Obama has no base within his own party or anywhere else to support Syria intervention: 74% of independents, 71% of Republicans and 66% of Democrats oppose US involvement. Which is a no-brainer, really. US interests are not directly involved in the Syrian war, we have no nascent Thomas Jeffersons on the ground to rally around, but Russia's and Iran's involvement could turn it into a regional or even world war.
Just about the only strategic policy the US could pursue in Syria is to arm the rebels just enough so they can keep fighting Assad and his allies Hezbollah and Iran, weakening all of them and preventing any of them from achieving a decisive victory.
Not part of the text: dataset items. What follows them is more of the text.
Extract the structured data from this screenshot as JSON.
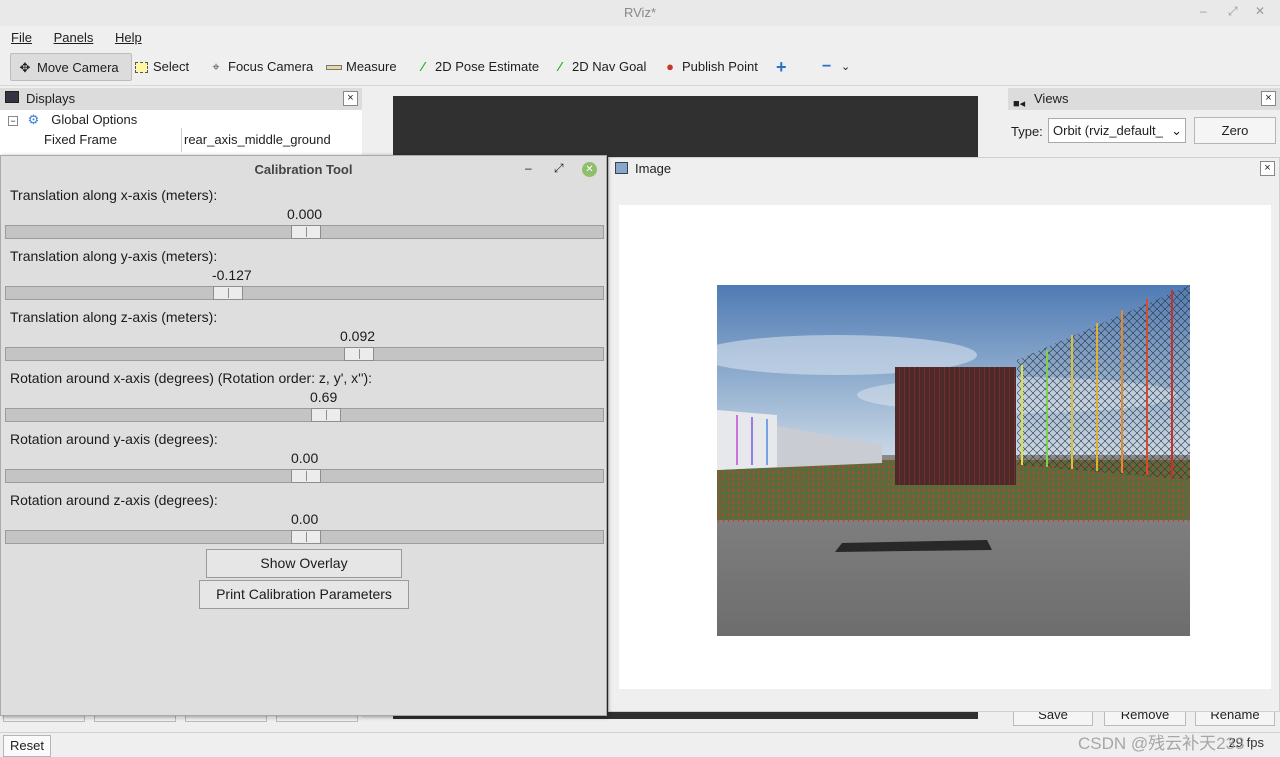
{
  "window": {
    "title": "RViz*"
  },
  "menu": {
    "file": "File",
    "panels": "Panels",
    "help": "Help"
  },
  "toolbar": {
    "move_camera": "Move Camera",
    "select": "Select",
    "focus_camera": "Focus Camera",
    "measure": "Measure",
    "pose_estimate": "2D Pose Estimate",
    "nav_goal": "2D Nav Goal",
    "publish_point": "Publish Point"
  },
  "displays": {
    "title": "Displays",
    "global_options": "Global Options",
    "fixed_frame_label": "Fixed Frame",
    "fixed_frame_value": "rear_axis_middle_ground"
  },
  "views": {
    "title": "Views",
    "type_label": "Type:",
    "type_value": "Orbit (rviz_default_",
    "zero_button": "Zero",
    "save_button": "Save",
    "remove_button": "Remove",
    "rename_button": "Rename"
  },
  "image_panel": {
    "title": "Image"
  },
  "calibration_tool": {
    "title": "Calibration Tool",
    "sliders": [
      {
        "label": "Translation along x-axis (meters):",
        "value": "0.000",
        "position": 0.5
      },
      {
        "label": "Translation along y-axis (meters):",
        "value": "-0.127",
        "position": 0.37
      },
      {
        "label": "Translation along z-axis (meters):",
        "value": "0.092",
        "position": 0.59
      },
      {
        "label": "Rotation around x-axis (degrees) (Rotation order: z, y', x''):",
        "value": "0.69",
        "position": 0.535
      },
      {
        "label": "Rotation around y-axis (degrees):",
        "value": "0.00",
        "position": 0.5
      },
      {
        "label": "Rotation around z-axis (degrees):",
        "value": "0.00",
        "position": 0.5
      }
    ],
    "show_overlay_button": "Show Overlay",
    "print_button": "Print Calibration Parameters"
  },
  "status": {
    "reset_button": "Reset",
    "fps": "29 fps",
    "watermark": "CSDN @残云补天233"
  }
}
But there is no reason to believe that the Obama administration is thinking deeply enough to do that. Among Obama's top national security advisers are fiction writer Ben Rhodes and "erotic nights" reader Avril Haines. Obama apparently didn't even think through his chemical weapons "red line" comments before uttering them, and those comments are forcing his hand to action now.
The timeline on Obama's involvement in Syria looks like this: He made the ill-advised "game changer" comment back in March, then intelligence determined that Syria supposedly crossed the "red line," and Obama did nothing until Bill Clinton challenged his manhood (Elvis deployed the phrase "total wuss" to describe Obama's lack of a policy). After that, it's game on. Because you just don't mess with don of the Juicebox Mafia.